Sometimes when reading with the wee scholars, we deviate from their recommended books (geared to reading level) and choose a fairy tale from the library shelves behind us. The scholars like plays or stories where we can each take a part, and lately we’ve been reading “Cinderella.” They are eight years old, my scholars, and know the story as well as I. (We are three critics sitting on little chairs, with comments about details of dress and demeanor.)
I have resisted mentioning our current royal wedding to them, respectful of our First Lady’s plans to attend the shuttle launch with her little girls – no mooning over princes and princesses there – and I think about the widened horizons for little girls (princess or astronaut, among other possibilities).

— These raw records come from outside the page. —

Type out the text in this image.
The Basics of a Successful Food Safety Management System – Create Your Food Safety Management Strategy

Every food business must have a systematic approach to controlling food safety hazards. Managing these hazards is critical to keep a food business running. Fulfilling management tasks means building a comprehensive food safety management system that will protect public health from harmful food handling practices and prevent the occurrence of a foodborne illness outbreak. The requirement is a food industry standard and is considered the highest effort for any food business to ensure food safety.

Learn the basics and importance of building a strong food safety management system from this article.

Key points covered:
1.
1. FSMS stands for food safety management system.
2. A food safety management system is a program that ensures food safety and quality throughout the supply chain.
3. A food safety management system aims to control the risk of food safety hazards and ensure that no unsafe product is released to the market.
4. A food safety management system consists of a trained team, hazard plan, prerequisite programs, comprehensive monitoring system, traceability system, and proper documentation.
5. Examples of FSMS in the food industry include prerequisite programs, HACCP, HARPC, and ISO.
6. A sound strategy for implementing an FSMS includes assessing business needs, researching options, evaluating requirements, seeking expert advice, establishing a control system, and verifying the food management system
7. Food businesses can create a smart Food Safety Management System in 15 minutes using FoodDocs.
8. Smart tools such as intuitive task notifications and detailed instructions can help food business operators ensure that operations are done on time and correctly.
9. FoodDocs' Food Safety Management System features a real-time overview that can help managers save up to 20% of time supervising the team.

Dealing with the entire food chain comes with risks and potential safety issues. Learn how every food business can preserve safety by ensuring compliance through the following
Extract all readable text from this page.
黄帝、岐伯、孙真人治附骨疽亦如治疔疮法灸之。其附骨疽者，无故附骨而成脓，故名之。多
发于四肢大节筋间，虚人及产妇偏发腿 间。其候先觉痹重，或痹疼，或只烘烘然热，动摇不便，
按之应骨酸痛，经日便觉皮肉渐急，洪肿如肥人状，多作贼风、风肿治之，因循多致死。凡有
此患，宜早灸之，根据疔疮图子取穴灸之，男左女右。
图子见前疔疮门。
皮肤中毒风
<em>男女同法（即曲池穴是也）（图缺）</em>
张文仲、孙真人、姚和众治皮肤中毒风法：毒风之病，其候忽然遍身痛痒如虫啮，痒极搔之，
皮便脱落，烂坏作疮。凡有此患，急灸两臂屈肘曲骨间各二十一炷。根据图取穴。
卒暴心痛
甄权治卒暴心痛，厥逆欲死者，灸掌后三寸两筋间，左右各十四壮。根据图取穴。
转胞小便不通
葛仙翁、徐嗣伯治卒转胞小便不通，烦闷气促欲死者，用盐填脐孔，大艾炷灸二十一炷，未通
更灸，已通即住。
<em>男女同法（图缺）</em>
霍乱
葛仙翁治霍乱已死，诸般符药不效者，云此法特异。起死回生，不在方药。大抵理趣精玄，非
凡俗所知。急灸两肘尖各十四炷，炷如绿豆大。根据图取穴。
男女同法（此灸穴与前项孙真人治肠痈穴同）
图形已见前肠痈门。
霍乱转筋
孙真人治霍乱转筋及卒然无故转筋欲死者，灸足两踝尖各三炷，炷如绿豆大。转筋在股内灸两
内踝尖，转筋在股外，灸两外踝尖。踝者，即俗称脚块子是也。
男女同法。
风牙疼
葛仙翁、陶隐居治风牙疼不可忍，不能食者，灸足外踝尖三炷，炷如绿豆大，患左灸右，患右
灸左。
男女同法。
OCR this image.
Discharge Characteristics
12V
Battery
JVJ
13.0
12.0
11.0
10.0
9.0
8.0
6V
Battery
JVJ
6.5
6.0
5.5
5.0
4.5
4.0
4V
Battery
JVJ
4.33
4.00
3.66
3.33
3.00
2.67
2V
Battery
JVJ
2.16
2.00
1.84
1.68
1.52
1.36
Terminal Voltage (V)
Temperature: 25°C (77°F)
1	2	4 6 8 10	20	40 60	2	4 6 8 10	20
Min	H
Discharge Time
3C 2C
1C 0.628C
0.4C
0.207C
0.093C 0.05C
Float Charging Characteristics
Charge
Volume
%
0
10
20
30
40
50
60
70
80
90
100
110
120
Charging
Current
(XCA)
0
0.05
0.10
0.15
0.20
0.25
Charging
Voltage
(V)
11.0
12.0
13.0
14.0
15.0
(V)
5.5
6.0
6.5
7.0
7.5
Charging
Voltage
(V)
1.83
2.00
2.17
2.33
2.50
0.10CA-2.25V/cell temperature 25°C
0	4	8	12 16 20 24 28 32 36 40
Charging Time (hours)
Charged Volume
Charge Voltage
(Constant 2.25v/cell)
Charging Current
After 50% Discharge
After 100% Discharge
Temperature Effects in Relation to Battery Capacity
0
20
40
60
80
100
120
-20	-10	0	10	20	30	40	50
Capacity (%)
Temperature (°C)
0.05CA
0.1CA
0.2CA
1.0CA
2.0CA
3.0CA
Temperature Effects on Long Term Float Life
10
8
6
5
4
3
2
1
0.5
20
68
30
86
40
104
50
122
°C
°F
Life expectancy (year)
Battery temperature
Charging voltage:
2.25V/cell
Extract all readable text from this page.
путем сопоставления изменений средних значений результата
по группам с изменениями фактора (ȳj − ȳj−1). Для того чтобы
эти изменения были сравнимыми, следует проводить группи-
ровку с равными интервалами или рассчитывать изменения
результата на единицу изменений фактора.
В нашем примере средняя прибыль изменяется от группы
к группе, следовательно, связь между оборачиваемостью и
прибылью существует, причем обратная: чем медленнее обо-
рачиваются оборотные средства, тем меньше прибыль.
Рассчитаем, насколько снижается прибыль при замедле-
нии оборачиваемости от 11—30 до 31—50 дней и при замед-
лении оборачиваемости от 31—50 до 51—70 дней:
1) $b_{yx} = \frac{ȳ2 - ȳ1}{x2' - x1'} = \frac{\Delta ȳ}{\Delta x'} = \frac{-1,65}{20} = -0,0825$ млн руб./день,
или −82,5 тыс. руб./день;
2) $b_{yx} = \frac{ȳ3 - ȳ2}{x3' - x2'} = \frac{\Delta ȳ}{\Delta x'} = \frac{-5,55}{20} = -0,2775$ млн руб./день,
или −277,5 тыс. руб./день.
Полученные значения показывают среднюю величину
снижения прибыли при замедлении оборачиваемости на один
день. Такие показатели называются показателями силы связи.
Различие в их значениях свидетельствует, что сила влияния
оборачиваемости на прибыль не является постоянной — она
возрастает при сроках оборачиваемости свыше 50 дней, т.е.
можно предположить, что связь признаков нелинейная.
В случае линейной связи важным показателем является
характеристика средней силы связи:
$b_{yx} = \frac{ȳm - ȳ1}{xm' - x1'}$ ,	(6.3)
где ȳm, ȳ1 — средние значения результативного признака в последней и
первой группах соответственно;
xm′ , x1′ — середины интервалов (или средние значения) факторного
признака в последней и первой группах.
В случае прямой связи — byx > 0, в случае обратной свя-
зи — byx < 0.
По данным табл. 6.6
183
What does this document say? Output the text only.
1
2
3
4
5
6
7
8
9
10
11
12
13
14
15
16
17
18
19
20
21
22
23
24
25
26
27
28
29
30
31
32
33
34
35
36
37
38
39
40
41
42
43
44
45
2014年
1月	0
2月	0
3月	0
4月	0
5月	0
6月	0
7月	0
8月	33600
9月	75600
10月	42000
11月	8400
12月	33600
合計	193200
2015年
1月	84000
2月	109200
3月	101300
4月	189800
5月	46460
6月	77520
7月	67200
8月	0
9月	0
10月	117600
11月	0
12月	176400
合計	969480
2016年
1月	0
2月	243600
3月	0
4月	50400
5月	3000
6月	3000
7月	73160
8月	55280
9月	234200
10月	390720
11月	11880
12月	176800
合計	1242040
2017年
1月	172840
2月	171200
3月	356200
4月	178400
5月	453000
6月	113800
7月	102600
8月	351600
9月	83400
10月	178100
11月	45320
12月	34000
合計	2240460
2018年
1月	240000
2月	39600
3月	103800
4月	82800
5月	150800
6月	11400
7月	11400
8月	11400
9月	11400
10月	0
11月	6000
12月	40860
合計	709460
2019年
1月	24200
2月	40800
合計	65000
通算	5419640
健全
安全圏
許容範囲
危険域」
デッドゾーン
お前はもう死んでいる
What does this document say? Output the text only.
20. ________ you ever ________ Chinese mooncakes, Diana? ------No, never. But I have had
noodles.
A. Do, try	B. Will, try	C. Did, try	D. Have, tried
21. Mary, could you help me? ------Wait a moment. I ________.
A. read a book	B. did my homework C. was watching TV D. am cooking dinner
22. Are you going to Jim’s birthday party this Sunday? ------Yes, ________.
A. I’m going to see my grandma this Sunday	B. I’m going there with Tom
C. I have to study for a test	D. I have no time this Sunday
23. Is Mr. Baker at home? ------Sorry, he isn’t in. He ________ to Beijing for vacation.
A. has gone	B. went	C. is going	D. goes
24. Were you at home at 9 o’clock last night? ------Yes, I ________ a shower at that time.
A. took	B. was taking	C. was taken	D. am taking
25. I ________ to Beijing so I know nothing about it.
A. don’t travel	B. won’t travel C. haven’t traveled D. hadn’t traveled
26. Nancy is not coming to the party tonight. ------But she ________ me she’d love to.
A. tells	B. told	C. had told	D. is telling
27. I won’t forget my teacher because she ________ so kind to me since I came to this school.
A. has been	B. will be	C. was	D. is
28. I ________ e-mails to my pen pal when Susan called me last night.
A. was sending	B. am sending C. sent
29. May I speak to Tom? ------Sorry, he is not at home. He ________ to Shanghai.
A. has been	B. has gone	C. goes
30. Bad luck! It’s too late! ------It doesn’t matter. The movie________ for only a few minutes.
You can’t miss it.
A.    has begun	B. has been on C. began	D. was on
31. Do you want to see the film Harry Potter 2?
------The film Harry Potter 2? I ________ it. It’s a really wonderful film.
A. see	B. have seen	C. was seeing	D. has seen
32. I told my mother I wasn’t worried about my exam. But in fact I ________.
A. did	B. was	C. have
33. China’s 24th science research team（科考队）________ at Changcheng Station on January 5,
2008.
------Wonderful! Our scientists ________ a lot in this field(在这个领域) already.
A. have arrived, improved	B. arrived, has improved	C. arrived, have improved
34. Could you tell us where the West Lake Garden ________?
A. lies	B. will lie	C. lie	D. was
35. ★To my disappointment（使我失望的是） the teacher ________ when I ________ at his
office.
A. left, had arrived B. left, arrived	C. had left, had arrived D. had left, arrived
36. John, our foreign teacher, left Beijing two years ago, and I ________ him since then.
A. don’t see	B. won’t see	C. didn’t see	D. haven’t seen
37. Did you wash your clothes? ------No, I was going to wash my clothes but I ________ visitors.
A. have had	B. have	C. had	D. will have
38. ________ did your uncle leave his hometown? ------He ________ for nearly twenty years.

Just before the royal wedding, 30 years ago, we were in London with our little boys visiting long-time friends. The dad of the London family took my husband and son to St. Paul’s Cathedral to deliver commemorative glassware produced by his company, etched with images of Charles and Diana. We brought four wine glasses home (now greatly reduced in number by use).
We also have a cookie tin (properly “biscuit tin”) from that era, its lid bearing a photo of the royal couple – Charles looks headachy and cross, Diana apprehensive. I remember getting up early to watch the wedding with our sons, and when I asked one recently if he remembered any of this, he said: “maybe, sorta.”
Diana had two fine sons, and the one with the best name got married Friday – to a commoner. The royal tale is Masterpiece Theater – full of human hope, pageantry, music, beauty, and willing, excited onlookers (also contemporary twists of telly and Twitter). Weddings tie the principals to the past and to what is important to them, and this wedding had so much – English history, Westminster Abbey, that ring, that hymn.
It might have been strange timing, juxtaposing the wedding with the space shuttle launch – a “nerve-wracking” event as even that brave and wounded wife of an astronaut described it – full of human hope and danger.
But in this day and age all public events are fraught. We watch hoping for happiness in life, for pumpkins transformed and space ships in orbit. Wishing for a long life for everyone involved – touchdown for astronauts and a happy-ever-after for the young royals.
I didn’t manage to see the whole wedding, but did catch a glimpse of the ride in the carriage and the waves and the kiss from the balcony. As a couple they looked as fresh and natural and hopeful and happy as your spring flowers. In spite of all that’s going on in the world we all need those glimpses once in awhile to remind us of how life is renewed in the midst of unsettled times.